Abstract

In this paper, we propose a unified architecture for computation of double-precision floating-point division, reciprocal, square root, inverse square root and multiplication with a significant area reduction. First, a double-precision multiplication-based divider, the common datapath shared with these arithmetic computations, is optimized by a modified Goldschmidt algorithm to achieve better area efficiency. In this algorithm, a linear-degree minimax approximation instead of second-degree is used to obtain a 15-bit precision estimate of the reciprocal so that we can get a rather small lookup table (LUT) as well as reduced amount of computation when accumulating the partial products. Two Goldschmidt iterations specially designed for hardware reuse are performed to gain the final accurate result of division.
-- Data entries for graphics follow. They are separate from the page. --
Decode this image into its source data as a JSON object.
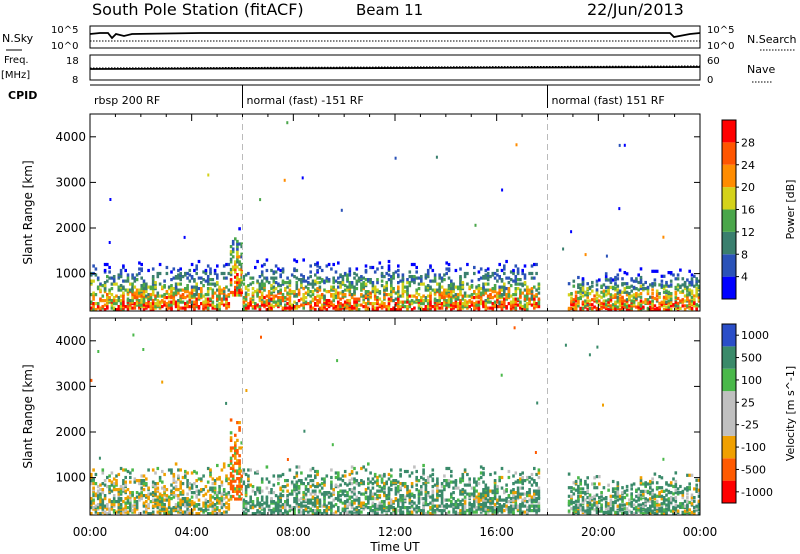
{
  "header": {
    "station": "South Pole Station (fitACF)",
    "beam": "Beam 11",
    "date": "22/Jun/2013"
  },
  "labels": {
    "nsky": "N.Sky",
    "nsearch": "N.Search",
    "freq": "Freq.",
    "freq_unit": "[MHz]",
    "nave": "Nave",
    "cpid": "CPID",
    "noise_ticks": [
      "10^5",
      "10^0"
    ],
    "freq_ticks": [
      "18",
      "8"
    ],
    "nave_ticks": [
      "60",
      "0"
    ]
  },
  "cpid_segments": [
    {
      "label": "rbsp 200 RF",
      "start": 0
    },
    {
      "label": "normal (fast) -151 RF",
      "start": 6
    },
    {
      "label": "normal (fast) 151 RF",
      "start": 18
    }
  ],
  "colors": {
    "power": [
      "#0000ff",
      "#2a52b8",
      "#3a7f6e",
      "#4aa64a",
      "#d4d21a",
      "#ff8c00",
      "#ff5500",
      "#ff0000"
    ],
    "velocity": [
      "#ff0000",
      "#ff5a00",
      "#f0a000",
      "#c0c0c0",
      "#c0c0c0",
      "#4ab84a",
      "#3a8a6a",
      "#2a4ec8"
    ]
  },
  "chart_data": [
    {
      "type": "heatmap",
      "title": "",
      "xlabel": "Time UT",
      "ylabel": "Slant Range [km]",
      "xlim": [
        0,
        24
      ],
      "ylim": [
        180,
        4500
      ],
      "x_ticks": [
        "00:00",
        "04:00",
        "08:00",
        "12:00",
        "16:00",
        "20:00",
        "00:00"
      ],
      "y_ticks": [
        "1000",
        "2000",
        "3000",
        "4000"
      ],
      "colorbar_label": "Power [dB]",
      "colorbar_ticks": [
        "4",
        "8",
        "12",
        "16",
        "20",
        "24",
        "28"
      ],
      "clim": [
        0,
        32
      ],
      "grid": false,
      "echo_regions_approx": [
        {
          "t_start": 0.0,
          "t_end": 5.5,
          "range_start": 180,
          "range_end": 1300,
          "peak_power_db": 28
        },
        {
          "t_start": 5.5,
          "t_end": 6.0,
          "range_start": 500,
          "range_end": 2400,
          "peak_power_db": 24
        },
        {
          "t_start": 6.0,
          "t_end": 17.7,
          "range_start": 180,
          "range_end": 1300,
          "peak_power_db": 28
        },
        {
          "t_start": 18.8,
          "t_end": 24.0,
          "range_start": 180,
          "range_end": 1100,
          "peak_power_db": 24
        }
      ]
    },
    {
      "type": "heatmap",
      "title": "",
      "xlabel": "Time UT",
      "ylabel": "Slant Range [km]",
      "xlim": [
        0,
        24
      ],
      "ylim": [
        180,
        4500
      ],
      "x_ticks": [
        "00:00",
        "04:00",
        "08:00",
        "12:00",
        "16:00",
        "20:00",
        "00:00"
      ],
      "y_ticks": [
        "1000",
        "2000",
        "3000",
        "4000"
      ],
      "colorbar_label": "Velocity [m s^-1]",
      "colorbar_ticks": [
        "1000",
        "500",
        "100",
        "25",
        "-25",
        "-100",
        "-500",
        "-1000"
      ],
      "clim": [
        -1000,
        1000
      ],
      "grid": false,
      "echo_regions_approx": [
        {
          "t_start": 0.0,
          "t_end": 5.5,
          "range_start": 180,
          "range_end": 1300,
          "dominant": "mixed (green/orange)"
        },
        {
          "t_start": 5.5,
          "t_end": 6.0,
          "range_start": 500,
          "range_end": 2400,
          "dominant": "orange"
        },
        {
          "t_start": 6.0,
          "t_end": 17.7,
          "range_start": 180,
          "range_end": 1300,
          "dominant": "green"
        },
        {
          "t_start": 18.8,
          "t_end": 24.0,
          "range_start": 180,
          "range_end": 1100,
          "dominant": "green"
        }
      ]
    }
  ]
}
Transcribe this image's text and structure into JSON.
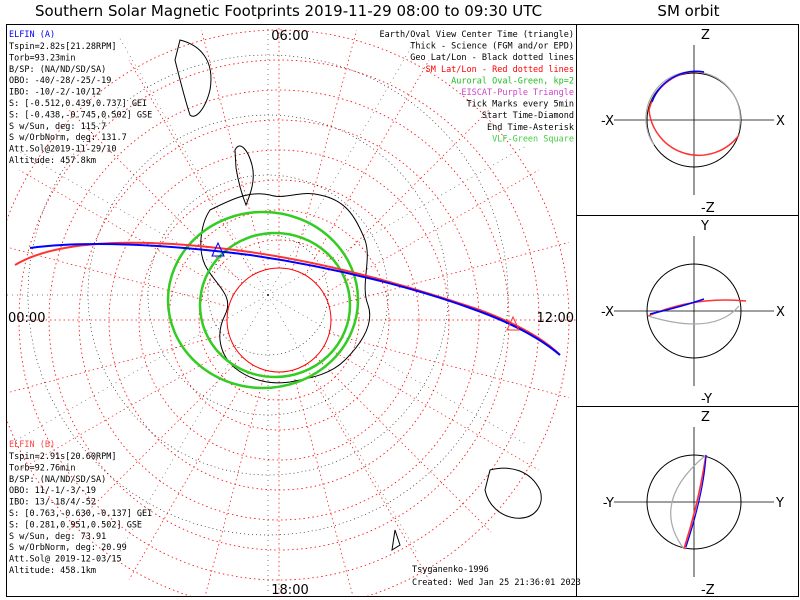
{
  "title": "Southern Solar Magnetic Footprints 2019-11-29 08:00 to 09:30 UTC",
  "orbit_title": "SM orbit",
  "hour_labels": {
    "top": "06:00",
    "left": "00:00",
    "right": "12:00",
    "bottom": "18:00"
  },
  "legend": [
    {
      "text": "Earth/Oval View Center Time (triangle)",
      "color": "#000000"
    },
    {
      "text": "Thick - Science (FGM and/or EPD)",
      "color": "#000000"
    },
    {
      "text": "Geo Lat/Lon - Black dotted lines",
      "color": "#000000"
    },
    {
      "text": "SM Lat/Lon - Red dotted lines",
      "color": "#ff0000"
    },
    {
      "text": "Auroral Oval-Green, kp=2",
      "color": "#22bb22"
    },
    {
      "text": "EISCAT-Purple Triangle",
      "color": "#cc44cc"
    },
    {
      "text": "Tick Marks every 5min",
      "color": "#000000"
    },
    {
      "text": "Start Time-Diamond",
      "color": "#000000"
    },
    {
      "text": "End Time-Asterisk",
      "color": "#000000"
    },
    {
      "text": "VLF-Green Square",
      "color": "#44cc44"
    }
  ],
  "elfin_a": {
    "name": "ELFIN (A)",
    "color": "#0000ff",
    "lines": [
      "Tspin=2.82s[21.28RPM]",
      "Torb=93.23min",
      "B/SP: (NA/ND/SD/SA)",
      "OBO: -40/-28/-25/-19",
      "IBO: -10/-2/-10/12",
      "S: [-0.512,0.439,0.737] GEI",
      "S: [-0.438,-0.745,0.502] GSE",
      "S w/Sun, deg: 115.7",
      "S w/OrbNorm, deg: 131.7",
      "Att.Sol@2019-11-29/10",
      "Altitude: 457.8km"
    ]
  },
  "elfin_b": {
    "name": "ELFIN (B)",
    "color": "#ff4444",
    "lines": [
      "Tspin=2.91s[20.60RPM]",
      "Torb=92.76min",
      "B/SP: (NA/ND/SD/SA)",
      "OBO: 11/-1/-3/-19",
      "IBO: 13/-18/4/-52",
      "S: [0.763,-0.630,-0.137] GEI",
      "S: [0.281,0.951,0.502] GSE",
      "S w/Sun, deg: 73.91",
      "S w/OrbNorm, deg: 20.99",
      "Att.Sol@ 2019-12-03/15",
      "Altitude: 458.1km"
    ]
  },
  "footer": {
    "credit": "Tsyganenko-1996",
    "created": "Created: Wed Jan 25 21:36:01 2023"
  },
  "orbit_panels": [
    {
      "top": "Z",
      "bottom": "-Z",
      "left": "-X",
      "right": "X"
    },
    {
      "top": "Y",
      "bottom": "-Y",
      "left": "-X",
      "right": "X"
    },
    {
      "top": "Z",
      "bottom": "-Z",
      "left": "-Y",
      "right": "Y"
    }
  ],
  "colors": {
    "probe_a": "#0000ff",
    "probe_b": "#ff3333",
    "oval": "#33cc22",
    "sm_grid": "#ff0000",
    "geo_grid": "#000000"
  }
}
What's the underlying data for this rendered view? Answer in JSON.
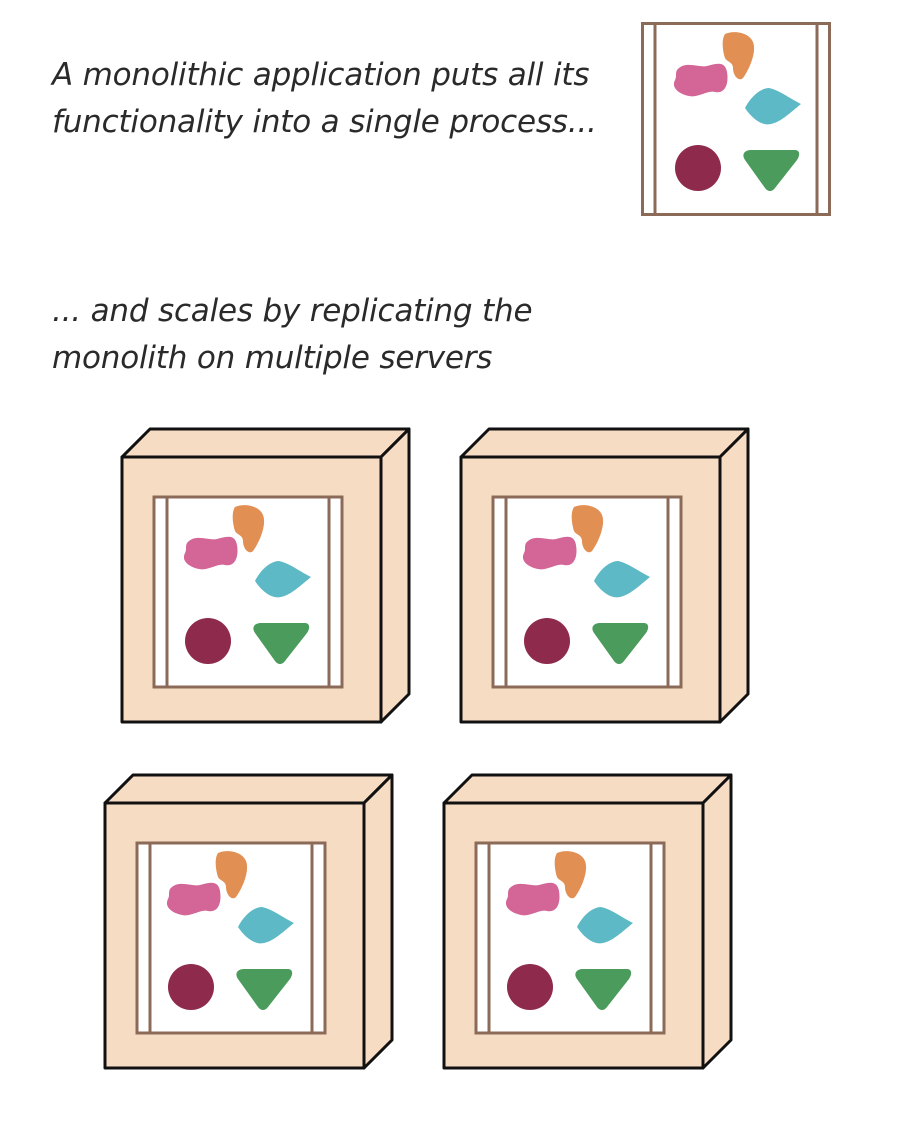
{
  "captions": {
    "top_line1": "A monolithic application puts all its",
    "top_line2": "functionality into a single process...",
    "bottom_line1": "... and scales by replicating the",
    "bottom_line2": "monolith on multiple servers"
  },
  "colors": {
    "frame": "#8b6b58",
    "server_fill": "#f7dcc4",
    "outline": "#111111",
    "pink_blob": "#d36597",
    "orange_blob": "#e18f52",
    "teal_diamond": "#5db9c6",
    "maroon_circle": "#8e2a4b",
    "green_triangle": "#4a9b5c"
  },
  "server_count": 4
}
By virtue of the pipelined processing, the time cost for the two iterations is minimized. Second, a reconfigurable datapath with a little extra area cost is introduced to dynamically support multiple double-precision computations by executing the optimized divider iteratively. The design is finally implemented and synthesized in SMIC 0.13-μm CMOS process. The experimental results show that the proposed design can achieve a speed of 400 MHz with area of 61.6 K logic gates and 9-Kb LUT. Compared with other works, the area efficiency (performance/area ratio) of the proposed unified architecture is increased by about 20% in average, which is a better performance-area trade-off for embedded microprocessors.